The House Transportation Committee’s hearing on House Bill 408 drew opposition from representatives of the state’s car-rental agencies, however, as the new grant program would be funded entirely by the industry.
Sponsored by Rep. Steve Lavin, R-Kalispell, the measure would increase the current 4 percent sales tax on car rentals in Montana to 5 percent, and use the additional revenue to fund efforts by local airport authorities, chambers of commerce and other business development groups to incentivize expansions in air service.
Kalispell Chamber of Commerce Executive Director Joe Unterreiner spoke in support of the bill, noting the record-breaking visitation to Glacier National Park in 2016, which accompanied a record year for Glacier Park International Airport near Kalispell.
“Tourism is a huge boost and a rapidly growing segment of our economy,” Unterreiner told the committee. “Non-resident spending of groups coming into Montana by air is $800 more per trip than groups coming into Montana by all means.”

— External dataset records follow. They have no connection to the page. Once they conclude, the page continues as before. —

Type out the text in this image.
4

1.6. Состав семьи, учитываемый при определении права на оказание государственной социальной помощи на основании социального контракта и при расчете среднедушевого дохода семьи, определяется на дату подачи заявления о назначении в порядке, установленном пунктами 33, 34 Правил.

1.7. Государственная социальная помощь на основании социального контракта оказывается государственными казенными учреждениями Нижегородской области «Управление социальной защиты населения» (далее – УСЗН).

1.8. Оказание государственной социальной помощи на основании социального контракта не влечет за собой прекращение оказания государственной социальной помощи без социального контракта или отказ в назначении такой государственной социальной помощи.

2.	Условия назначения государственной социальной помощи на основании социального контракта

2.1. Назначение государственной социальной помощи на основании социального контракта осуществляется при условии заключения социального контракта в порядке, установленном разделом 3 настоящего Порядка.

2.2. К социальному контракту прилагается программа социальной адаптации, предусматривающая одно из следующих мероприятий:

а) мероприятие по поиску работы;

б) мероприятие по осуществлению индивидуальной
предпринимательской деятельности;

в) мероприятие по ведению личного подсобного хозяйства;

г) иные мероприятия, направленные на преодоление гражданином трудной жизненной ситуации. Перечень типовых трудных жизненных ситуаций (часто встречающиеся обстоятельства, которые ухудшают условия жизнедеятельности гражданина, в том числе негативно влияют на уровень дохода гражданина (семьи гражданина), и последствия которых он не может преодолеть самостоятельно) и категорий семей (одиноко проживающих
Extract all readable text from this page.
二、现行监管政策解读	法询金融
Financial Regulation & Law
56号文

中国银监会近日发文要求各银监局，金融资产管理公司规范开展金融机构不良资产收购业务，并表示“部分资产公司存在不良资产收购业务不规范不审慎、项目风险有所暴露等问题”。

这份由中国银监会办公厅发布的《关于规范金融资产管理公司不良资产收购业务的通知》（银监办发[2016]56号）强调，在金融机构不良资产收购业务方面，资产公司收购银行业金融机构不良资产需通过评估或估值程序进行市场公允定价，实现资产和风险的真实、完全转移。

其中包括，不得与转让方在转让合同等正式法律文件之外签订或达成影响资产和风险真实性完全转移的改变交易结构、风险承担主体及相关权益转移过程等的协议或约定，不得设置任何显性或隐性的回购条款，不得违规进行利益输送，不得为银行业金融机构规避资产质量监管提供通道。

Several airport representatives also praised Lavin’s bill, arguing that convincing airlines to begin or expand service has become increasingly competitive in recent years. Scott Humphrey, with the Bozeman-Yellowstone International Airport, said that two airlines have recently added flights, but noted that each effort cost more than $1.5 million in local and federal incentives.
“Without these grants, we would not have gotten our foot in the door, we would not have positioned ourselves in a place where they would have considered serving a community such as ours,” he said.
Enterprise Rent-a-Car representative Riley Johnson, however, called the proposal a subsidy that amounted to “a simple industry enhancing a much broader industry.”
“The rental car industry is bearing the whole burden because it’s easy money, and it’s an established system. I submit this is unfair to the whole industry of rental cars,” Johnson said. “You’re not looking at hotels, motels and lodging. You’re not looking at campgrounds.”
He also said some of types of eligible grants outlined in the bill seemed far afield from the aim of expanding services. He specifically pointed to language allowing grants to be spent on “subsidizing the cost of ground handling and subsidizing fuel costs.”
Grant funding would also be eligible to pay for minimum revenue guarantees for airlines, marketing and matches for federal grants. It would be administered by the state Department of Transportation.
Johnson also said that 70 percent of his customers are Montana residents, and only four of his company’s 12 locations in Montana are in airports.
Lavin responded in his closing argument that Johnson would still benefit from more air travelers renting cars from his business and added that the tax amounts to a “pass-through” fee to consumers, not the rental agencies.
“Tourism and business. That’s what this thing’s all about,” Lavin said. “The economic impact of this bill is going to be huge, I think, in the long run.”